Hello, today I’ll get back to my [bin] series and talk a little bit more about use-after-free, the vulnerability I’m focusing on because it could be a great way to merge two subjects I like (binary exploitation and web), once I’ll master the exploitation process of these vulnerabilities. I probably won’t be able to exploit a UAF after this session but I might grasp the concept a little bit more.

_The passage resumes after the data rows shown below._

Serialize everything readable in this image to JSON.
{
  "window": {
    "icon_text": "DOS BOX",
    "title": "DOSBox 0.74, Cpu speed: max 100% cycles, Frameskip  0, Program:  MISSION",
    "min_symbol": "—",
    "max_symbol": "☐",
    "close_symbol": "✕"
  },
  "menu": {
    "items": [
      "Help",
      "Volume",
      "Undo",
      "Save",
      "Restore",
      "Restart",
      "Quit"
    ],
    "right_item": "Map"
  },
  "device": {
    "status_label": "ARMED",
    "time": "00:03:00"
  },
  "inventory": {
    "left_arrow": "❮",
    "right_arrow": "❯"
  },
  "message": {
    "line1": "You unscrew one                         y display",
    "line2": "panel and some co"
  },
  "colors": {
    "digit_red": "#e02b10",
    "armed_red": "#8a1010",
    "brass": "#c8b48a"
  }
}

What’s a use-after-free (UAF)?
A use-after-free is an exploitation technique or a bug that occurs when still using part of a memory that has been previously freed. This type of vulnerability has been very popular in browser exploitation, even if I’d like to do that in a language interpreter (PHP). With that, you could corrupt part of a memory and potentially get code execution or read/write to some part of the memory by overwriting pointers.
General exploitation idea
Imagine a struct like that:
struct wufar
{
char data[32];
int admin;
}
If you have a program that allow you to malloc and free structures like that and that checks, for example in another part of the program, if you are admin or not, if the free doesn’t change the pointer that contains the (now free) allocated structure, you could use that pointer and be in a use-after-free situation.
To corrupt part of the admin heap, you’ll have to be able to allocate another object, imagine for example using strdup, which will automatically call malloc, or use another structure with a different size. If you are able to create an object from the same bin but overlap data, you could theorically set “admin” to an arbitrary value and get your structure as admin.
How to get code execution with that?
Alright, that part is purely theory but from what I understand, if you control for example a pointer in a structure, you could read arbitrary part of the memory or potentially write to that, which generally means code execution (leak information using the read, then write arbitrary data to recover the control flow of the program).
Right now I don’t know a lot of methods to gain the control flow of the program but I’ve done one (overwriting the .got), people told me about a few others (overwriting the vdso (?)) but I’ll have to experiment a little bit more.